Muitas pessoas associam glicemia alta apenas à alimentação, mas a realidade é mais complexa. Veja alguns fatores frequentemente ignorados:

1. Estresse físico ou emocional

Situações de ansiedade, noites mal dormidas, pressão no trabalho ou conflitos emocionais aumentam hormônios como cortisol e adrenalina, que elevam a glicose — mesmo em jejum.

2. Infecções e inflamações silenciosas

Infecção urinária, gengivite, viroses leves ou processos inflamatórios aumentam a resistência à insulina, causando hiperglicemia persistente.

3. Fenômeno do amanhecer

Muito comum no diabetes tipo 1 e no diabetes tipo 2, ocorre quando o corpo libera glicose nas primeiras horas da manhã, elevando a glicemia ao acordar — mesmo sem comer.

4. Problemas na medicação ou insulina

  • Dose insuficiente
  • Horário inadequado
  • Insulina mal armazenada
  • Erros na aplicação

Tudo isso pode comprometer o efeito esperado.

5. Atividade física mal planejada

Exercícios intensos ou longos, sem ajuste alimentar ou de insulina, podem aumentar a glicemia por resposta hormonal, especialmente em quem usa insulina.

Glicemia subiu: o que fazer na hora da crise?

1. Confirme a medição

Se possível, repita o teste ou confira se:

  • A fita não está vencida
  • As mãos estavam limpas
  • O sensor está funcionando corretamente

2. Hidrate-se

Beber água ajuda o organismo a eliminar o excesso de glicose pela urina.

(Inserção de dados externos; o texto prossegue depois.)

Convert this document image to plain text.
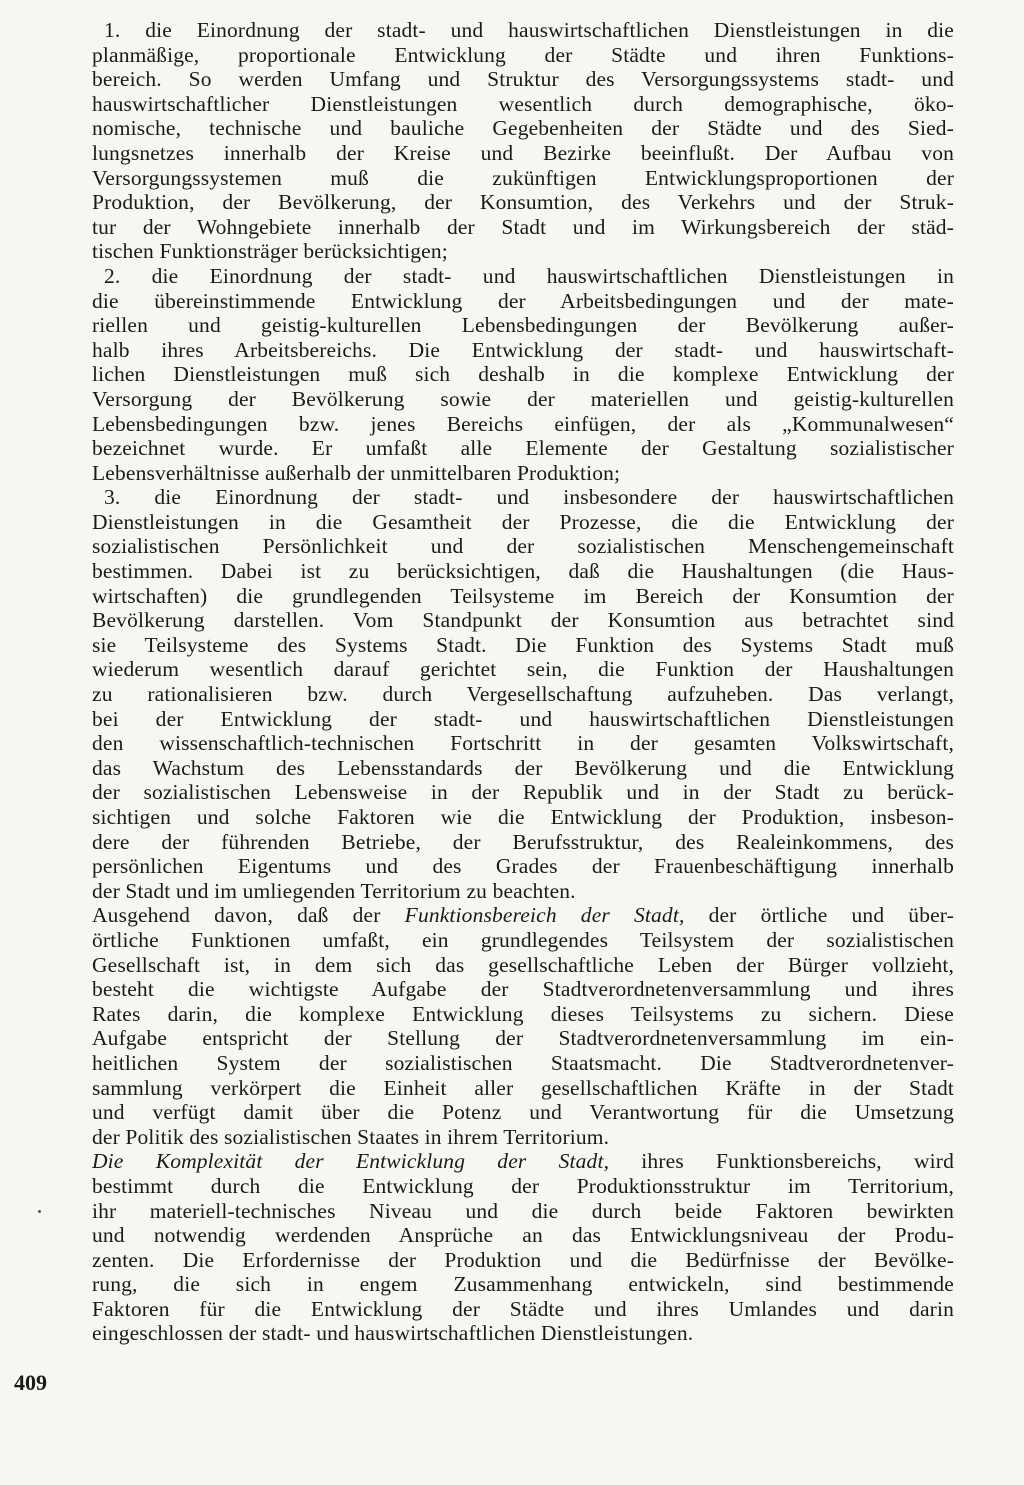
1. die Einordnung der stadt- und hauswirtschaftlichen Dienstleistungen in die
planmäßige, proportionale Entwicklung der Städte und ihren Funktions-
bereich. So werden Umfang und Struktur des Versorgungssystems stadt- und
hauswirtschaftlicher Dienstleistungen wesentlich durch demographische, öko-
nomische, technische und bauliche Gegebenheiten der Städte und des Sied-
lungsnetzes innerhalb der Kreise und Bezirke beeinflußt. Der Aufbau von
Versorgungssystemen muß die zukünftigen Entwicklungsproportionen der
Produktion, der Bevölkerung, der Konsumtion, des Verkehrs und der Struk-
tur der Wohngebiete innerhalb der Stadt und im Wirkungsbereich der städ-
tischen Funktionsträger berücksichtigen;
2. die Einordnung der stadt- und hauswirtschaftlichen Dienstleistungen in
die übereinstimmende Entwicklung der Arbeitsbedingungen und der mate-
riellen und geistig-kulturellen Lebensbedingungen der Bevölkerung außer-
halb ihres Arbeitsbereichs. Die Entwicklung der stadt- und hauswirtschaft-
lichen Dienstleistungen muß sich deshalb in die komplexe Entwicklung der
Versorgung der Bevölkerung sowie der materiellen und geistig-kulturellen
Lebensbedingungen bzw. jenes Bereichs einfügen, der als „Kommunalwesen“
bezeichnet wurde. Er umfaßt alle Elemente der Gestaltung sozialistischer
Lebensverhältnisse außerhalb der unmittelbaren Produktion;
3. die Einordnung der stadt- und insbesondere der hauswirtschaftlichen
Dienstleistungen in die Gesamtheit der Prozesse, die die Entwicklung der
sozialistischen Persönlichkeit und der sozialistischen Menschengemeinschaft
bestimmen. Dabei ist zu berücksichtigen, daß die Haushaltungen (die Haus-
wirtschaften) die grundlegenden Teilsysteme im Bereich der Konsumtion der
Bevölkerung darstellen. Vom Standpunkt der Konsumtion aus betrachtet sind
sie Teilsysteme des Systems Stadt. Die Funktion des Systems Stadt muß
wiederum wesentlich darauf gerichtet sein, die Funktion der Haushaltungen
zu rationalisieren bzw. durch Vergesellschaftung aufzuheben. Das verlangt,
bei der Entwicklung der stadt- und hauswirtschaftlichen Dienstleistungen
den wissenschaftlich-technischen Fortschritt in der gesamten Volkswirtschaft,
das Wachstum des Lebensstandards der Bevölkerung und die Entwicklung
der sozialistischen Lebensweise in der Republik und in der Stadt zu berück-
sichtigen und solche Faktoren wie die Entwicklung der Produktion, insbeson-
dere der führenden Betriebe, der Berufsstruktur, des Realeinkommens, des
persönlichen Eigentums und des Grades der Frauenbeschäftigung innerhalb
der Stadt und im umliegenden Territorium zu beachten.
Ausgehend davon, daß der Funktionsbereich der Stadt, der örtliche und über-
örtliche Funktionen umfaßt, ein grundlegendes Teilsystem der sozialistischen
Gesellschaft ist, in dem sich das gesellschaftliche Leben der Bürger vollzieht,
besteht die wichtigste Aufgabe der Stadtverordnetenversammlung und ihres
Rates darin, die komplexe Entwicklung dieses Teilsystems zu sichern. Diese
Aufgabe entspricht der Stellung der Stadtverordnetenversammlung im ein-
heitlichen System der sozialistischen Staatsmacht. Die Stadtverordnetenver-
sammlung verkörpert die Einheit aller gesellschaftlichen Kräfte in der Stadt
und verfügt damit über die Potenz und Verantwortung für die Umsetzung
der Politik des sozialistischen Staates in ihrem Territorium.
Die Komplexität der Entwicklung der Stadt, ihres Funktionsbereichs, wird
bestimmt durch die Entwicklung der Produktionsstruktur im Territorium,
ihr materiell-technisches Niveau und die durch beide Faktoren bewirkten
und notwendig werdenden Ansprüche an das Entwicklungsniveau der Produ-
zenten. Die Erfordernisse der Produktion und die Bedürfnisse der Bevölke-
rung, die sich in engem Zusammenhang entwickeln, sind bestimmende
Faktoren für die Entwicklung der Städte und ihres Umlandes und darin
eingeschlossen der stadt- und hauswirtschaftlichen Dienstleistungen.
409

3. Analise o contexto (sem culpa!)

Pergunte-se:

  • Dormi bem?
  • Estou doente ou estressado(a)?
  • Mudei algo na rotina?

Essa análise vale mais do que a punição.

4. Siga o plano combinado com seu profissional

Nunca faça correções por conta própria sem orientação. Ajustes de insulina ou medicação devem ser individualizados.

5. Movimento leve pode ajudar

Uma caminhada leve, se não houver contraindicação, pode auxiliar na redução da glicemia.

Quando a glicemia alta é sinal de alerta?

Procure atendimento se houver:

  • Glicemias persistentemente >250–300 mg/dL
  • Náuseas, vômitos ou dor abdominal
  • Falta de ar, sonolência ou confusão mental

     

Esses sinais podem indicar cetoacidose diabética ou outras complicações.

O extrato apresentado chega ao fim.